None of the steady stream of corporate media articles attesting to heartbreaking shortages of medical equipment in coronavirus-ravaged areas in the US—“A NY Nurse Dies. Angry Co-Workers Blame a Lack of Protective Gear” (New York Times, 3/26/20), “Unprotected and Unprepared: Home Health Aides Who Care for Sick, Elderly Brace for Covid-19” (Washington Post, 3/24/20), or “The Hardest Questions Doctors May Face: Who Will Be Saved? Who Won’t?” (New York Times, 3/21/20), for instance—have stopped to ask why the laws of supply and demand have so catastrophically failed in this crisis. Shortages of masks, ventilators and hospital beds are presented ahistorically, as though there is no cause; problems to be solved, but problems somehow without origins.
A Washington Post piece (3/28/20) noted that personal protective equipment (PPE) for healthcare workers cannot be bought from private vendors “because companies manufacturing masks and other emergency gear are demanding cash payments on delivery.” The same piece quotes Virginia Gov. Ralph Northam: “Allowing the free market to determine availability and pricing is not the way we should be dealing with this national crisis at this time.” But if you’re looking for criticism of the market-driven inability to provide life-saving equipment to frontline workers, you won’t find any in this article.
Similarly, the New York Times (3/29/20) ran a piece titled “The US Tried to Build a New Fleet of Ventilators. The Mission Failed”:
The stalled efforts to create a new class of cheap, easy-to-use ventilators highlight the perils of outsourcing projects with critical public-health implications to private companies; their focus on maximizing profits is not always consistent with the government’s goal of preparing for a future crisis.
This is a blow-by-blow account of the failed ventilator project, but it is as shallow in analysis as it is rich in detail. The subhead reads, “The collapse of the project helps explain America’s acute shortage,” but, really, all it does is describe it.
As superficial and cursory as these two mentions of market failures are, they are the exception; hundreds of articles about the pandemic run every day without even this much.

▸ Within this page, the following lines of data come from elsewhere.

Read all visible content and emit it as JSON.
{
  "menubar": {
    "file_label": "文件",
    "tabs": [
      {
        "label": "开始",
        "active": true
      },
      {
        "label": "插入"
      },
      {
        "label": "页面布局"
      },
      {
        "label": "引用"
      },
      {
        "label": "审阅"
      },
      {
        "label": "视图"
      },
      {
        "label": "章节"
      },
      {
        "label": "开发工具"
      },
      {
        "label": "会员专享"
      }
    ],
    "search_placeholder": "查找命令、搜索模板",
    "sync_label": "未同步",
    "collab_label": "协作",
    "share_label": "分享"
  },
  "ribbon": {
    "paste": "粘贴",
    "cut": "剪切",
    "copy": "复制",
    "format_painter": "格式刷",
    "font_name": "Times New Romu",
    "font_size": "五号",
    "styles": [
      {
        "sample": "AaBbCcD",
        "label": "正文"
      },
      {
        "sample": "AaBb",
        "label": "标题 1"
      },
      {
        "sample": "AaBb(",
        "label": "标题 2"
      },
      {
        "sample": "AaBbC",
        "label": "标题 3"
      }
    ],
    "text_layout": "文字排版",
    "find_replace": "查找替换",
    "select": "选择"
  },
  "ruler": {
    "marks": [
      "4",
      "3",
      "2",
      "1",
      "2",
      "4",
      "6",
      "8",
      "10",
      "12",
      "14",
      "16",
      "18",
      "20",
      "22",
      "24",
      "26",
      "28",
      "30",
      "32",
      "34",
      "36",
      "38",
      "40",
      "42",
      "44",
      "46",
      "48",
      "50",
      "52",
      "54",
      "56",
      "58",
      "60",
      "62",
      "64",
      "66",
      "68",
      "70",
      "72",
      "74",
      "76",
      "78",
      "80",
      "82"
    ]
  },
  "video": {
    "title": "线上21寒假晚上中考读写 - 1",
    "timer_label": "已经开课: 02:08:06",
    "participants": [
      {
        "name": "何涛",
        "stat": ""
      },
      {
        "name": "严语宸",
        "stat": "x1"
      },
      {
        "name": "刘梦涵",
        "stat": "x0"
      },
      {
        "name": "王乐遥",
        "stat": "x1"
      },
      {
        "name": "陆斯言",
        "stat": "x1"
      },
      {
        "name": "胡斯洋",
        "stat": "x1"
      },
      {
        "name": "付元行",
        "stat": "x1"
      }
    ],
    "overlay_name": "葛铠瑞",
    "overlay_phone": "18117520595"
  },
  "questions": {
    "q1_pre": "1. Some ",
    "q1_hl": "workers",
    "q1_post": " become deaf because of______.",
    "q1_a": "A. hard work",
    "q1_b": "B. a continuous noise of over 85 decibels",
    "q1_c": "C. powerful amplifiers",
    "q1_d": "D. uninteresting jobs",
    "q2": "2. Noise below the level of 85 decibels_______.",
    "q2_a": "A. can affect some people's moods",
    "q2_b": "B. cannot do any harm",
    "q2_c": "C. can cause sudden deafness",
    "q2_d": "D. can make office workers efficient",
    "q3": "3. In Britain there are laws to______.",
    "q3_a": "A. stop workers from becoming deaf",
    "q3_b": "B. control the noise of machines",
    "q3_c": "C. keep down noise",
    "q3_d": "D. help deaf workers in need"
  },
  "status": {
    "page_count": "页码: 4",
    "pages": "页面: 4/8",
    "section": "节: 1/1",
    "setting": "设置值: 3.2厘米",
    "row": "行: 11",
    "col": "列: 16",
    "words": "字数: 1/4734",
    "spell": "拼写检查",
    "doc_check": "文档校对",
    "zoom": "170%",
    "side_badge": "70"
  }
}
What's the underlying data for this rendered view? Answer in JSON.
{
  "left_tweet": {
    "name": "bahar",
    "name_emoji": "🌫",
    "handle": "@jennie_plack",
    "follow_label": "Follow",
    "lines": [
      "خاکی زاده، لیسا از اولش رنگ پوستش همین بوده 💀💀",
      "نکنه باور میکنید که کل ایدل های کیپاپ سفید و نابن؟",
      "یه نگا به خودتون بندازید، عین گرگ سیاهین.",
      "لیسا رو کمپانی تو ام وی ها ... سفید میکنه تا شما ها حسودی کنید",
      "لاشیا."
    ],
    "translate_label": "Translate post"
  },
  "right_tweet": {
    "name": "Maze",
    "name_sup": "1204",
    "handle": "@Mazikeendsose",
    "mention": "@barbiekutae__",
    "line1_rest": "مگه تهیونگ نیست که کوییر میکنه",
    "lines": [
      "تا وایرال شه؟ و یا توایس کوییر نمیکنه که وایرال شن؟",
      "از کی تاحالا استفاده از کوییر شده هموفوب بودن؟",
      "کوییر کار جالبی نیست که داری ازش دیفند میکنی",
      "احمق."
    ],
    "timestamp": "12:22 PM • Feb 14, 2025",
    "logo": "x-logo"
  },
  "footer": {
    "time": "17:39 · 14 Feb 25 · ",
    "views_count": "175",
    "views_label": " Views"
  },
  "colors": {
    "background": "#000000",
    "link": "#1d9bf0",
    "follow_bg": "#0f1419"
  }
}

‘Moral trade-off’ of lives vs. profits
Given the blasé response to the market’s inability to deliver life-saving equipment to those who need it, because it’s not “sufficiently profitable,” it is perhaps not surprising that the view that profits are more important than lives has been treated as a reasonable opinion by corporate media.
As if on cue, in mid-March political and economic elites started talking about the need to “get the economy going again,” making sure “the cure isn’t worse than the problem,” and public-health restrictions having “gone too far.” Texas Lt. Gov. Dan Patrick suggested senior citizens should be willing to get ill and die so we “don’t sacrifice the country.”
Corporate media treated the idea as legitimate. The Washington Post’s story (3/24/20) on Patrick’s comment went so far as to frame it as a “he said, she said,” Republicans vs. Democrats issue:
Patrick (R) faced a sharp backlash Tuesday for suggesting that older Americans should sacrifice their lives for the sake of the economy during the coronavirus pandemic, with Democrats arguing that public health should remain the country’s top priority.
The Post (3/24/20) covered Trump’s “raring to go by Easter” pronouncement in a similar manner: “Trump’s optimism contradicted the warnings of some public health officials who called for stricter—not looser—restrictions on public interactions.” “Some” public health officials here means all public health officials, and what the Washington Post calls Trump’s “optimism” would more accurately be described as his utter disinterest in anything or anyone that does not profit him personally.
The Times (3/23/20) did no better:
President Trump, Wall Street executives and many conservative economists began questioning whether the government had gone too far and should instead lift restrictions that are already inflicting deep pain on workers and businesses.
So on the one hand we have those concerned that “many more deaths” will occur if we loosen social distancing practices, and on the other hand we have the investor class that thinks public health has “gone too far.” The equanimity with which these corporate outlets discuss the trade-offs of lives and profits is truly appalling.
Dorothee Benz is a writer, organizer and strategist.